Holders or beneficial owners of the Existing Capital Securities that are located in Italy can tender Existing Capital Securities for purchase through authorized persons (such as investment firms, banks or financial intermediaries permitted to conduct such activities in the Republic of Italy in accordance with the Financial Services Act, CONSOB Regulation No. 20307 of 15 February 2018, as amended from time to time, and Legislative Decree No. 385 of September 1, 1993, as amended from time to time) and in compliance with applicable laws and regulations or with requirements imposed by CONSOB or any other Italian authority.
Each intermediary must comply with the applicable laws and regulations concerning information duties vis à vis its clients in connection with the Existing Capital Securities, the Tender Offer or this Tender Offer Memorandum.
Disclaimer
The information contained herein is not for release, publication or distribution, in whole or in part, directly or indirectly, in or into the United States, Australia, Canada, Hong Kong, Japan, New Zealand, Singapore, South Africa or such other countries or otherwise in such circumstances in which the release, publication or distribution would be unlawful. The information contained herein does not constitute an offer to sell or the solicitation of an offer to buy, nor shall there be any sale of, the New Capital Securities in any jurisdiction in which such offer, solicitation or sale would be unlawful prior to registration, exemption from registration or qualification under the securities laws of any such jurisdiction. No actions have been taken to register or qualify the New Capital Securities, or otherwise to permit a public offering of the New Capital Securities, in any jurisdiction.
This communication does not constitute an offer of the New Capital Securities for sale in the United States. The New Capital Securities have not been and will not be registered under the Securities Act or under the applicable securities laws of any state of the United States, and the New Capital Securities may not be offered, sold, pledged or otherwise transferred, directly or indirectly, within the United States or to, or for the account or benefit of, any U.S. person (as such terms are defined in Regulation S under the Securities Act) except pursuant to an applicable exemption from, or in a transaction not subject to, the registration requirements of the Securities Act.
This communication does not constitute an offer of the New Capital Securities to the public in the United Kingdom.

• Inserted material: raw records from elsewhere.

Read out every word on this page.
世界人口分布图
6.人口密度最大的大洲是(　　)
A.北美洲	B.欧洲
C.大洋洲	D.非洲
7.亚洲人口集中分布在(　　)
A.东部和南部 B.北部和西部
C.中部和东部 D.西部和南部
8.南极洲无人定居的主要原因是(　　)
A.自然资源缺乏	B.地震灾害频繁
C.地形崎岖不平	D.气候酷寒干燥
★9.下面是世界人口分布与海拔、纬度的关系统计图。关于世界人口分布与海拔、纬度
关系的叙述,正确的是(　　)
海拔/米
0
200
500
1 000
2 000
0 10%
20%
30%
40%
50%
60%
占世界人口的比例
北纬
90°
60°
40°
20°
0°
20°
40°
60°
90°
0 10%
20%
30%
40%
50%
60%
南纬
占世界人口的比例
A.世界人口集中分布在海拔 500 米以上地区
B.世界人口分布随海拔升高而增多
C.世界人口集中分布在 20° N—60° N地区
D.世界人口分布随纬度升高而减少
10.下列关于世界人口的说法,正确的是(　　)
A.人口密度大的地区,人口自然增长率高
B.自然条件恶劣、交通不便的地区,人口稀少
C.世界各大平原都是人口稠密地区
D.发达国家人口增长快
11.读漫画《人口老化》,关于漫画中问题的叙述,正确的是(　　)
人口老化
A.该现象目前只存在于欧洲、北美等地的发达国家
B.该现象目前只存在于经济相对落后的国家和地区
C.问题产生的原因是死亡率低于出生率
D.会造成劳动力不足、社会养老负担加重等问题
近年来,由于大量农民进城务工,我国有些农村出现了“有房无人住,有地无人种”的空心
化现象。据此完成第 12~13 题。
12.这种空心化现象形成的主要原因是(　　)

No information memorandum has been or will be approved in the United Kingdom in respect of the New Capital Securities. Consequently, this communication is addressed to and directed only at persons in the United Kingdom in circumstances where provisions of section 21(1) of the Financial Services and Markets Act 2000 as amended, do not apply and are solely directed at persons in the United Kingdom who (i) have professional experience in matters relating to investments falling within Article 19(5) of the Order, (ii) are persons falling within Article 49(2)(a) to (d) of the Order, or (iii) are other persons to whom it may be otherwise lawfully communicated (all such persons together being referred to as “relevant persons”). This release is directed only at relevant persons and any person who is not a relevant person must not act or rely on this release or any of its contents.